Posted June 29, 2006 by

It’s Time to Turn the Tables

So many times, I’ve reviewed the Interns’ posts and heard just about the same thing at any time. The post is about how they’ve been contacted by a recruiter for a job opening. The trouble is, the job doesn’t seem to be open any more. In the alternative, they go on the interview and the job seems to have vanished. Interesting, that.

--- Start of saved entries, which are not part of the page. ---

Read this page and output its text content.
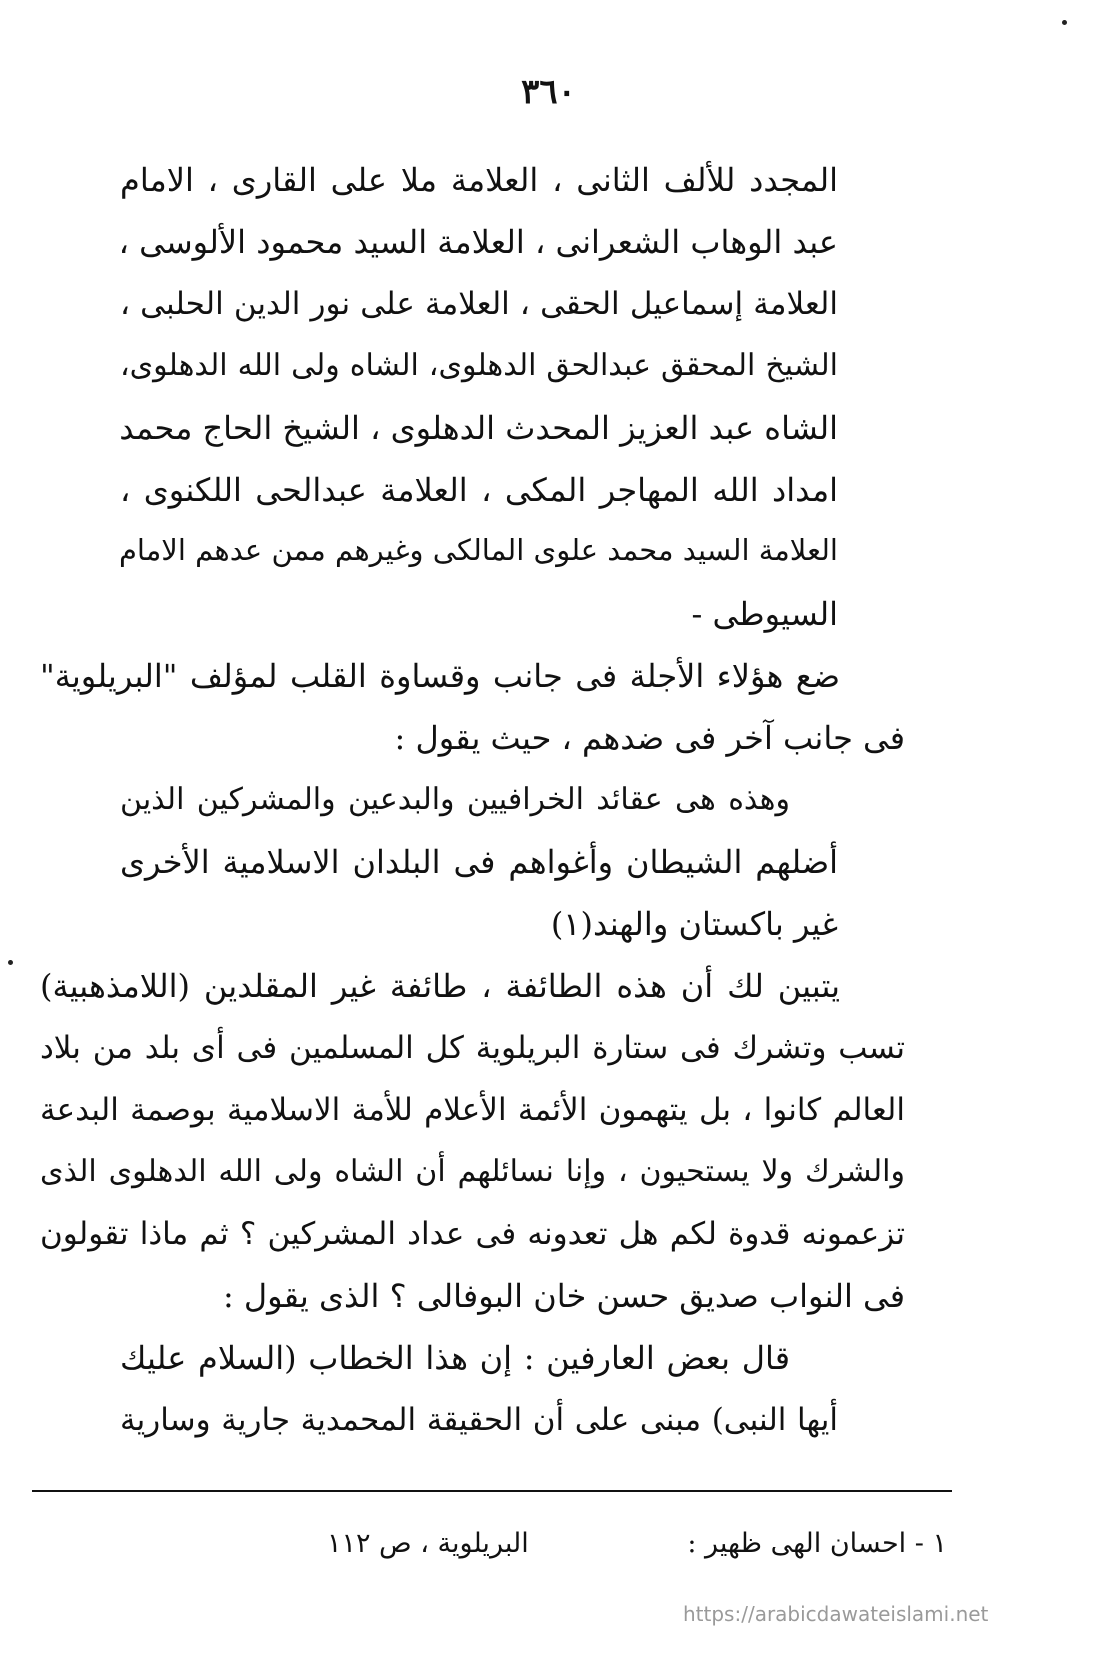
٣٦٠
المجدد للألف الثانى ، العلامة ملا على القارى ، الامام
عبد الوهاب الشعرانى ، العلامة السيد محمود الألوسى ،
العلامة إسماعيل الحقى ، العلامة على نور الدين الحلبى ،
الشيخ المحقق عبدالحق الدهلوى، الشاه ولى الله الدهلوى،
الشاه عبد العزيز المحدث الدهلوى ، الشيخ الحاج محمد
امداد الله المهاجر المكى ، العلامة عبدالحى اللكنوى ،
العلامة السيد محمد علوى المالكى وغيرهم ممن عدهم الامام
السيوطى -
ضع هؤلاء الأجلة فى جانب وقساوة القلب لمؤلف "البريلوية"
فى جانب آخر فى ضدهم ، حيث يقول :
وهذه هى عقائد الخرافيين والبدعين والمشركين الذين
أضلهم الشيطان وأغواهم فى البلدان الاسلامية الأخرى
غير باكستان والهند(١)
يتبين لك أن هذه الطائفة ، طائفة غير المقلدين (اللامذهبية)
تسب وتشرك فى ستارة البريلوية كل المسلمين فى أى بلد من بلاد
العالم كانوا ، بل يتهمون الأئمة الأعلام للأمة الاسلامية بوصمة البدعة
والشرك ولا يستحيون ، وإنا نسائلهم أن الشاه ولى الله الدهلوى الذى
تزعمونه قدوة لكم هل تعدونه فى عداد المشركين ؟ ثم ماذا تقولون
فى النواب صديق حسن خان البوفالى ؟ الذى يقول :
قال بعض العارفين : إن هذا الخطاب (السلام عليك
أيها النبى) مبنى على أن الحقيقة المحمدية جارية وسارية
١ - احسان الهى ظهير : البريلوية ، ص ١١٢
https://arabicdawateislami.net
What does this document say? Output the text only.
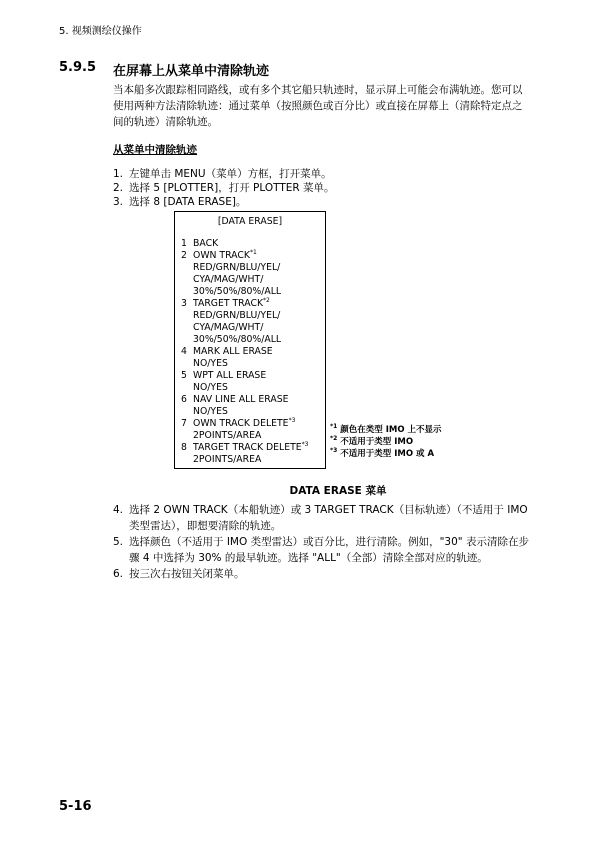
5. 视频测绘仪操作
5.9.5 在屏幕上从菜单中清除轨迹
当本船多次跟踪相同路线，或有多个其它船只轨迹时，显示屏上可能会布满轨迹。您可以使用两种方法清除轨迹：通过菜单（按照颜色或百分比）或直接在屏幕上（清除特定点之间的轨迹）清除轨迹。
从菜单中清除轨迹
1. 左键单击 MENU（菜单）方框，打开菜单。
2. 选择 5 [PLOTTER]，打开 PLOTTER 菜单。
3. 选择 8 [DATA ERASE]。
[DATA ERASE]
1 BACK
2 OWN TRACK$^{*1}$
RED/GRN/BLU/YEL/
CYA/MAG/WHT/
30%/50%/80%/ALL
3 TARGET TRACK$^{*2}$
RED/GRN/BLU/YEL/
CYA/MAG/WHT/
30%/50%/80%/ALL
4 MARK ALL ERASE
NO/YES
5 WPT ALL ERASE
NO/YES
6 NAV LINE ALL ERASE
NO/YES
7 OWN TRACK DELETE$^{*3}$
2POINTS/AREA
8 TARGET TRACK DELETE$^{*3}$
2POINTS/AREA
$^{*1}$ 颜色在类型 IMO 上不显示
$^{*2}$ 不适用于类型 IMO
$^{*3}$ 不适用于类型 IMO 或 A
DATA ERASE 菜单
4. 选择 2 OWN TRACK（本船轨迹）或 3 TARGET TRACK（目标轨迹）（不适用于 IMO 类型雷达），即想要清除的轨迹。
5. 选择颜色（不适用于 IMO 类型雷达）或百分比，进行清除。例如，"30" 表示清除在步骤 4 中选择为 30% 的最早轨迹。选择 "ALL"（全部）清除全部对应的轨迹。
6. 按三次右按钮关闭菜单。
5-16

The Candian Headhunter, aka the Recruiting Animal, has a post that echoes that of our Interns. One of the comments is from David Perry who has some very sensible advice — qualify the recruiter.
So many times, we go into an interviewing situation thinking of it as a time when we, the interviewee, are going to be grilled and evaluated and then someone will decide whether or not we are good enough for the company. Actually, interviewing is a two-way street. (Please remember that.) Not only is the company determining whether we are a good match for their needs, we as the candidate need to be thinking in terms of whether this company is offering what we want. Is it the right culture? Does it have a learning environment? Is the position a deadend street or is the potential growth? Those are just a few of the types of questions that should be answered.
The other thing that needs to come out in the interview is not only who we are as a potential worker but who the hiring manager or recruiter is. David poses some excellent questions to ask the recruiter. Did you ever think it might be wise to screen the recruiter for what they do and how well they do it?
The other thing to remember is that the interview is definitely not a time for anyone to be grilled. This is a meeting, a conversation. It is the first date in order to learn whether we want to spend more time with this potential companion. So don’t treat it as a tense time when when the interrogation will be to determine whether you stole the diamonds. Have a conversation. During the conversation, ask questions that allow the other person to reveal more about theirself. During the conversation, toss out a little bit about your own accomplishments, share a “boy was that a great experience” story, give an inside look at the day you weren’t sure you could save the sinker but did.
But most of all, make certain you become much more assertive in seeing the interview as not a time when you’ll be accepted or rejected. Rather, see the interview as a time when both parties are being evalueated through conversation.